DIKO firm on rejecting CyTA bill, point at NPLs as borrowing cost rises

By Stelios Orphanides

DIKO chairman Nicholas Papadopoulos said that he sees no need for his party to revise its decision in the near future after it decided to reject a draft bill that would set up CyTA Ltd, required for the successful completion of Cyprus’s adjustment programme, even as Cyprus’s borrowing costs are again on the rise.

“CyTA has nothing to do with that,” he said in a telephone interview on Tuesday. “It’s that we have the highest non-performing loan ratio which continue to rise and are not declining. In addition, we have the highest private-debt ratio worldwide”.

DIKO, he said, already submitted proposals that would help reduce the banks’ huge stock of non-performing loans, which the government dismissed. Papadopoulos proposed in October, the month before the parliament passed the bill on the sale of loans, the establishment of a ‘bad bank’ that would remove non-performing loans from the balance sheet of banks, as well as a revision of the March 2013 eurogroup bail-in decision in favour of depositors.
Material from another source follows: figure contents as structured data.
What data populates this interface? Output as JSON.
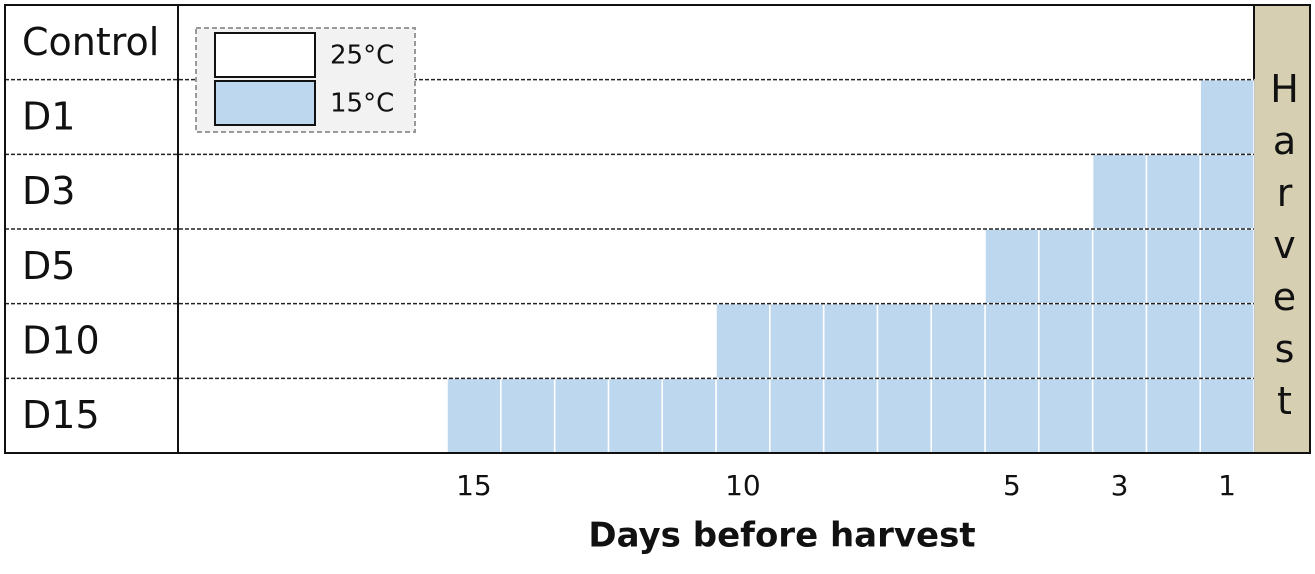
{
  "chart_data": {
    "type": "schedule",
    "rows": [
      {
        "label": "Control",
        "cold_days": 0
      },
      {
        "label": "D1",
        "cold_days": 1
      },
      {
        "label": "D3",
        "cold_days": 3
      },
      {
        "label": "D5",
        "cold_days": 5
      },
      {
        "label": "D10",
        "cold_days": 10
      },
      {
        "label": "D15",
        "cold_days": 15
      }
    ],
    "xlim": [
      20,
      0
    ],
    "xticks": [
      15,
      10,
      5,
      3,
      1
    ],
    "x_label": "Days before harvest",
    "end_label": "Harvest",
    "end_color": "#d6cfb2",
    "legend": [
      {
        "label": "25°C",
        "color": "#ffffff"
      },
      {
        "label": "15°C",
        "color": "#bdd7ee"
      }
    ]
  }
}
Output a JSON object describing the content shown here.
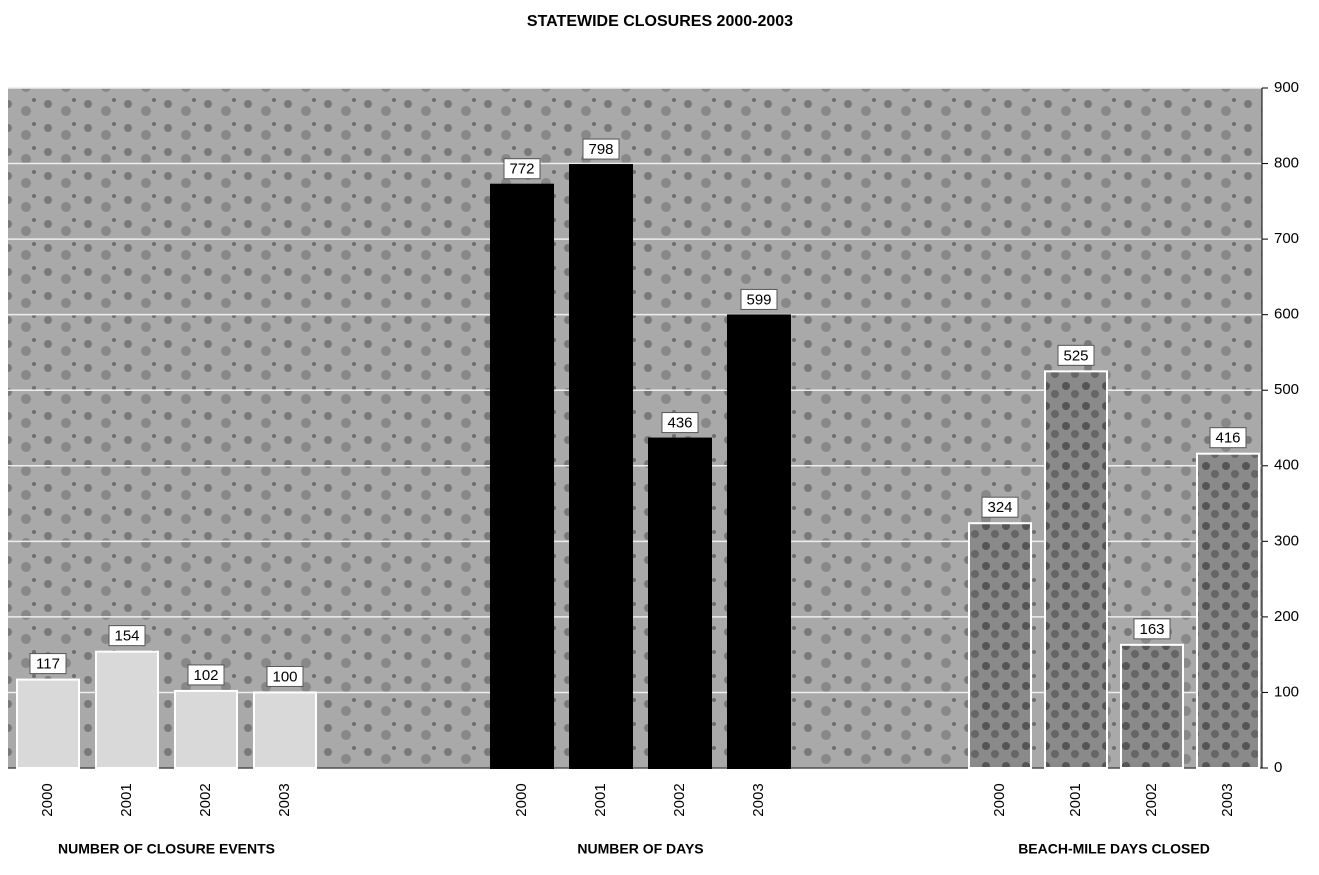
{
  "chart_data": {
    "type": "bar",
    "title": "STATEWIDE CLOSURES 2000-2003",
    "categories": [
      "2000",
      "2001",
      "2002",
      "2003"
    ],
    "series": [
      {
        "name": "NUMBER OF CLOSURE EVENTS",
        "color": "#d9d9d9",
        "values": [
          117,
          154,
          102,
          100
        ]
      },
      {
        "name": "NUMBER OF DAYS",
        "color": "#000000",
        "values": [
          772,
          798,
          436,
          599
        ]
      },
      {
        "name": "BEACH-MILE DAYS CLOSED",
        "color": "#8a8a8a",
        "values": [
          324,
          525,
          163,
          416
        ]
      }
    ],
    "ylim": [
      0,
      900
    ],
    "yticks": [
      0,
      100,
      200,
      300,
      400,
      500,
      600,
      700,
      800,
      900
    ],
    "grid": true
  }
}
His proposals also included that a borrower -or a guarantor- would have the right to buy a loan at an equal or lower discount to which it was offered to an investment fund by the lender.

Papadopoulos dismissed the notion that a rejection of the CyTA bill, which would set up a government-owned company to take over the operations of the Cyprus Telecommunications Authority as part of the privatisation plan agreed with international creditors, would lead to a further rise of Cyprus’s borrowing cost, once investors begin to factor in Cyprus’s failure to successfully complete its programme when it expires in March.

He said that the government under Nicos Anastasiades was responsible for the delay in the reform process, as a result of not timely submitting a draft reform legislation including on the introduction on a national healthcare scheme.

On January 14, finance minister Harris Georgiades said that he asked lawmakers to speed up the debate of reform legislation pending for months at parliament.

In the absence of parliamentary majority, the government has relied in the past on votes from DIKO to pass reforms required by Cyprus’s cash-for-reform programme.

“There is no chance that these reforms can be passed in a month,” Papadopoulos, said adding that the government did this “on purpose” so that reforms will not pass in time.

Papadopoulos said that he does not believe that this legislation, including the CyTA bill, can be passed before March, when Cyprus’s programme phases out, or before May, when parliamentary elections are scheduled.

The yield of Cyprus’s 10-year bond at the secondary market rose to 3.83 on Tuesday which is 348 basis points above those of respective German securities.